Best Practices for Effective RA Operating Model Implementation:

1. Establish a documented governance structure outlining decision-making authorities by TA and function
2. Maintain flexible, risk-based SOPs that accommodate both local regulatory nuances and global harmonisation needs
3. Invest in regulatory information management technology that enables transparent workflows, role-based access, and version history tracking
4. Ensure ongoing training on evolving regional/global requirements, ICH guidelines, and inspection expectations for all RA staff
5. Conduct regular reviews of RA operating model effectiveness, leveraging feedback from regulatory authority interactions and inspections
6. Engage external pharma regulatory consultants for targeted operational or compliance projects, such as pre-inspection readiness, policy harmonisation, or change management during mergers/acquisitions

To stay at the forefront of global regulatory governance, pharma regulatory affairs leaders must approach operating model design as a living process, subject to periodic review and agile adaptation. Regulatory agencies increasingly focus on governance transparency, decision traceability, and integrated knowledge management—demands which must be met regardless of organisational shape.

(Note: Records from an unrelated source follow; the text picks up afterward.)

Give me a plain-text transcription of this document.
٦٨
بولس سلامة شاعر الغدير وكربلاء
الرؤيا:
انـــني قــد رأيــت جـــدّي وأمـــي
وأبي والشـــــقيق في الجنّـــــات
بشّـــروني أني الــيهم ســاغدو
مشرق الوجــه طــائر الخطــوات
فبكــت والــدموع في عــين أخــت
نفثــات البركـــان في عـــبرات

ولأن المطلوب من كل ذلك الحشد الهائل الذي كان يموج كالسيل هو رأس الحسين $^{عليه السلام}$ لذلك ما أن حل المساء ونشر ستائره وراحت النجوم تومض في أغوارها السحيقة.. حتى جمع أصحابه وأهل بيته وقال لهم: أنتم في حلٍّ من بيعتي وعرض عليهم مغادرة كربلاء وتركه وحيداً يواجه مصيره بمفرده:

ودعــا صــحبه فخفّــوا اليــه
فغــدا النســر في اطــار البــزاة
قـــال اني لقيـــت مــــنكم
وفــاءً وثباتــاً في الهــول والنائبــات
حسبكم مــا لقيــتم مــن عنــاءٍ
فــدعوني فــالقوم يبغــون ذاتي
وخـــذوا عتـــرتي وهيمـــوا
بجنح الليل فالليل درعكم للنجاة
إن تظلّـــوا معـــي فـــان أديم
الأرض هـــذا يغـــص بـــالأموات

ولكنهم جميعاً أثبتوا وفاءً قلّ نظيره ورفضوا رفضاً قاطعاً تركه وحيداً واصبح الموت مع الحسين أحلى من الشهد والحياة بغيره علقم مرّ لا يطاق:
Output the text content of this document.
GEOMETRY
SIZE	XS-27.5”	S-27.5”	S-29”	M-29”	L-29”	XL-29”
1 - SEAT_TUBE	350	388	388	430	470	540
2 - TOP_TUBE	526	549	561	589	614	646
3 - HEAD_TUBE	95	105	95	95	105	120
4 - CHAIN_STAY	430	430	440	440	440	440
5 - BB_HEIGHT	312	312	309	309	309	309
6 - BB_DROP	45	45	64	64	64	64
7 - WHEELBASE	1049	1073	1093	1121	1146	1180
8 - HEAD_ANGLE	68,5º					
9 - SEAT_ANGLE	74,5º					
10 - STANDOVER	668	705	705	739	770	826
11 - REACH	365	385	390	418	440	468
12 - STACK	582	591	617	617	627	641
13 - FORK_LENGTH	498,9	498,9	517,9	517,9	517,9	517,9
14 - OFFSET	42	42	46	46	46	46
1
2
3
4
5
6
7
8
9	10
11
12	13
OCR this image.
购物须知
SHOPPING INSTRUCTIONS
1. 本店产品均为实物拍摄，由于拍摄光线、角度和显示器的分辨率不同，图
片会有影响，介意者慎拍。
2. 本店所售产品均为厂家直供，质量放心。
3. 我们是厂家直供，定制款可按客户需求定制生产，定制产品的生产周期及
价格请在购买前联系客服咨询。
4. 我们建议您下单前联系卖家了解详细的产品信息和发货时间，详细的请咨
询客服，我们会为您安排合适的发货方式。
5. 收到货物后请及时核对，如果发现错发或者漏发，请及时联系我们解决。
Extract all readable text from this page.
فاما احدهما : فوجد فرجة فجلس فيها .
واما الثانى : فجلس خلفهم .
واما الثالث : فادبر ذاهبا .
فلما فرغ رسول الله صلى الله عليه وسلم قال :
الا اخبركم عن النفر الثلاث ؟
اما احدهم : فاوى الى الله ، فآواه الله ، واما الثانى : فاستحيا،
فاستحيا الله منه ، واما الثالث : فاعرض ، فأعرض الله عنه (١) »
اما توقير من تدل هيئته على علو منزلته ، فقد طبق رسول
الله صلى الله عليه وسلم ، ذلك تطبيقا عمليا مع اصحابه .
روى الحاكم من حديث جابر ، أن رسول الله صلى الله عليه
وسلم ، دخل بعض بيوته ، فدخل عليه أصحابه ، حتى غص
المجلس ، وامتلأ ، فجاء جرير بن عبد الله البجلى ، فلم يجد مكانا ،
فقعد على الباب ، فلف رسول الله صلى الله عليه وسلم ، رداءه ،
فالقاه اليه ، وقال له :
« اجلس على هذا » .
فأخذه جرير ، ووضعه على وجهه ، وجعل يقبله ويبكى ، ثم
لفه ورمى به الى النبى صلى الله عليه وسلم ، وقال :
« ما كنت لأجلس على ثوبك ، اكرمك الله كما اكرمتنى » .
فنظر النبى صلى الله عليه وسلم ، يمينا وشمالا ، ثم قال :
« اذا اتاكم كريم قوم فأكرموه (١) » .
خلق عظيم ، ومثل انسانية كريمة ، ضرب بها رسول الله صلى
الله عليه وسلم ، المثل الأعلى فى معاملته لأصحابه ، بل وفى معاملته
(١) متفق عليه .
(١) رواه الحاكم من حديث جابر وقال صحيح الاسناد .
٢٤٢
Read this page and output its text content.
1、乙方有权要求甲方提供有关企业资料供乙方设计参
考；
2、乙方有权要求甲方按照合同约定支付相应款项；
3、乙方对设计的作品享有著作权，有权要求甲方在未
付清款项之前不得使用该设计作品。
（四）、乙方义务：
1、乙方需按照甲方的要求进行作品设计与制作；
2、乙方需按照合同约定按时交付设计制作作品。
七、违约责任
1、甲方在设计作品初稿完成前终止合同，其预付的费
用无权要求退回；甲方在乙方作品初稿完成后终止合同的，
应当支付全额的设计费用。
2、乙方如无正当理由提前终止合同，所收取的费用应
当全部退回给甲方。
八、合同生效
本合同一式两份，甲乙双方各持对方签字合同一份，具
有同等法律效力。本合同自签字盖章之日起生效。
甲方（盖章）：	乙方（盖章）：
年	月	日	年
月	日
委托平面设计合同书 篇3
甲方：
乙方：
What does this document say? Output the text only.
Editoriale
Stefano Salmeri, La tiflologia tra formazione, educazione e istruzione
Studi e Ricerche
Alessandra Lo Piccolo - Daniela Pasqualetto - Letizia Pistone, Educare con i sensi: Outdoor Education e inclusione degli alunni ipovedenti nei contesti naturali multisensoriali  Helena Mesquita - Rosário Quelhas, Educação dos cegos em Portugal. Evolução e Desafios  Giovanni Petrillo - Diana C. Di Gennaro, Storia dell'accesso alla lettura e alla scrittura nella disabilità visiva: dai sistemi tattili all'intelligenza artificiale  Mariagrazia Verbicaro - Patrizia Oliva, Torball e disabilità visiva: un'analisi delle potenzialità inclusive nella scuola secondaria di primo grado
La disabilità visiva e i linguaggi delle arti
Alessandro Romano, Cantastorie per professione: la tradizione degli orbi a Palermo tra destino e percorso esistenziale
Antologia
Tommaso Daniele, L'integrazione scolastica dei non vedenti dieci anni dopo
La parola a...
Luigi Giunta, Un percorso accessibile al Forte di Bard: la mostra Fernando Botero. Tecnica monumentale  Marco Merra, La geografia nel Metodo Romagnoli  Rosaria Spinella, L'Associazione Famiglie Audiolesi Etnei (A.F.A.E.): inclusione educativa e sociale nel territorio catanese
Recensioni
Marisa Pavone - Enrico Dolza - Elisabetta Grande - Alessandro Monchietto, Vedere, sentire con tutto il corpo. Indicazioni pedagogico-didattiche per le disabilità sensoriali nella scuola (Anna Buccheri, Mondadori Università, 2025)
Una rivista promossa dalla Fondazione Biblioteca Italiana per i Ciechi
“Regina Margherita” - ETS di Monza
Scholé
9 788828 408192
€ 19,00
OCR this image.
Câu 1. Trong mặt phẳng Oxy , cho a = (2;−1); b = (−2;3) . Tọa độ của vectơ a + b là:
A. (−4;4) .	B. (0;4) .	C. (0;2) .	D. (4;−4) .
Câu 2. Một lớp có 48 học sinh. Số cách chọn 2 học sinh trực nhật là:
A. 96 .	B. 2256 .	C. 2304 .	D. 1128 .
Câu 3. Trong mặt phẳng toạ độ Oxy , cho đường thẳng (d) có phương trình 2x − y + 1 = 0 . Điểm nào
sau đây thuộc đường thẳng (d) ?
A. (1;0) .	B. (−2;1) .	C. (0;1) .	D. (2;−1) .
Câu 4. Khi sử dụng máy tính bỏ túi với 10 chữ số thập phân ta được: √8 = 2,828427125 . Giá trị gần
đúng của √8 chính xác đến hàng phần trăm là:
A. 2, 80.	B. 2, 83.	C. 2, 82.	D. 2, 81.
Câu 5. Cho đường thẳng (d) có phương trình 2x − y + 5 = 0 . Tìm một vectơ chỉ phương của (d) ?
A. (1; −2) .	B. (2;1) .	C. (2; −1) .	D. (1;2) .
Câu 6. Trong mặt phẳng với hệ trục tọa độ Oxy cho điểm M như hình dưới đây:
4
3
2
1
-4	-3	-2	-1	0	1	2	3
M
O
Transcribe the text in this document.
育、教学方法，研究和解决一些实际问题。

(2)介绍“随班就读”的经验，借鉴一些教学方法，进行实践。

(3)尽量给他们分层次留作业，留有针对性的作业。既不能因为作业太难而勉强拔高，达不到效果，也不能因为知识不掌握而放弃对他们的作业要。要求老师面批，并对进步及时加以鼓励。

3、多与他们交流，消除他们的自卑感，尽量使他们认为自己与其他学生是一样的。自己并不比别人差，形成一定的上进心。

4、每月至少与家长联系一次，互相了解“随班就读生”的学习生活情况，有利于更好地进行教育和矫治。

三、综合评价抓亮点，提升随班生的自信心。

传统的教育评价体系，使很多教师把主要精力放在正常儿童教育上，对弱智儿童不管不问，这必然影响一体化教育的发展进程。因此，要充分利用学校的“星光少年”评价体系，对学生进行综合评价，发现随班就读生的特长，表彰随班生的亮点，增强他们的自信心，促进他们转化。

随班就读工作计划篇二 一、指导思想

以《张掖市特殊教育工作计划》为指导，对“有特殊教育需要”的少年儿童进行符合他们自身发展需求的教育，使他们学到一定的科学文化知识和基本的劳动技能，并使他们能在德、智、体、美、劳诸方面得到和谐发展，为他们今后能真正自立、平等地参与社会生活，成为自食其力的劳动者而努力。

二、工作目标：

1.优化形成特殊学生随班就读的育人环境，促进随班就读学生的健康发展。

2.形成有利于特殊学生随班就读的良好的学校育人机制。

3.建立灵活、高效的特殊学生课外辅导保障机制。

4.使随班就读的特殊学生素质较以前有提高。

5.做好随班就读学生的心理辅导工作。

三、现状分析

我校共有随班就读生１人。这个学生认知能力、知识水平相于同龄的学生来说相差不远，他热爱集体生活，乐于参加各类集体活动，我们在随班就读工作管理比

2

Conclusion: Tailoring Regulatory Affairs Foundations for Future Regulatory Success

As products grow more scientifically complex and regulatory expectations intensify across the US, UK, and EU, the organisational design of regulatory affairs teams is more than an operational choice—it is a foundation for compliant, responsive, and strategic product development and lifecycle management. Whether implemented by therapeutic area or function, or as a hybrid, the RA operating model must be defensible, documented, and demonstrably effective in supporting regulatory compliance and product safety.

Global regulatory authorities—through guidelines like ICH Q10/Q12 and agency-specific requirements—are harmonising expectations for process governance and knowledge management. Pharma regulatory consultants, leveraging cross-industry insights, play an essential role in navigating the modern RA landscape and optimising team structures for both compliance and innovation.

Ultimately, the ideal RA organisational model is one that:

• Supports efficient submissions and lifecycle management globally
• Ensures knowledge integration across disciplines and geographies
• Maintains audit-ready documentation flows and clear responsibilities
• Adapts dynamically to evolving product, portfolio, and regulatory challenges

Leveraging RA operating models tailored to company strategy and global regulatory governance requirements positions organisations to navigate regulatory challenges, avoid common pitfalls, and deliver therapeutic innovations safely and compliantly to patients worldwide.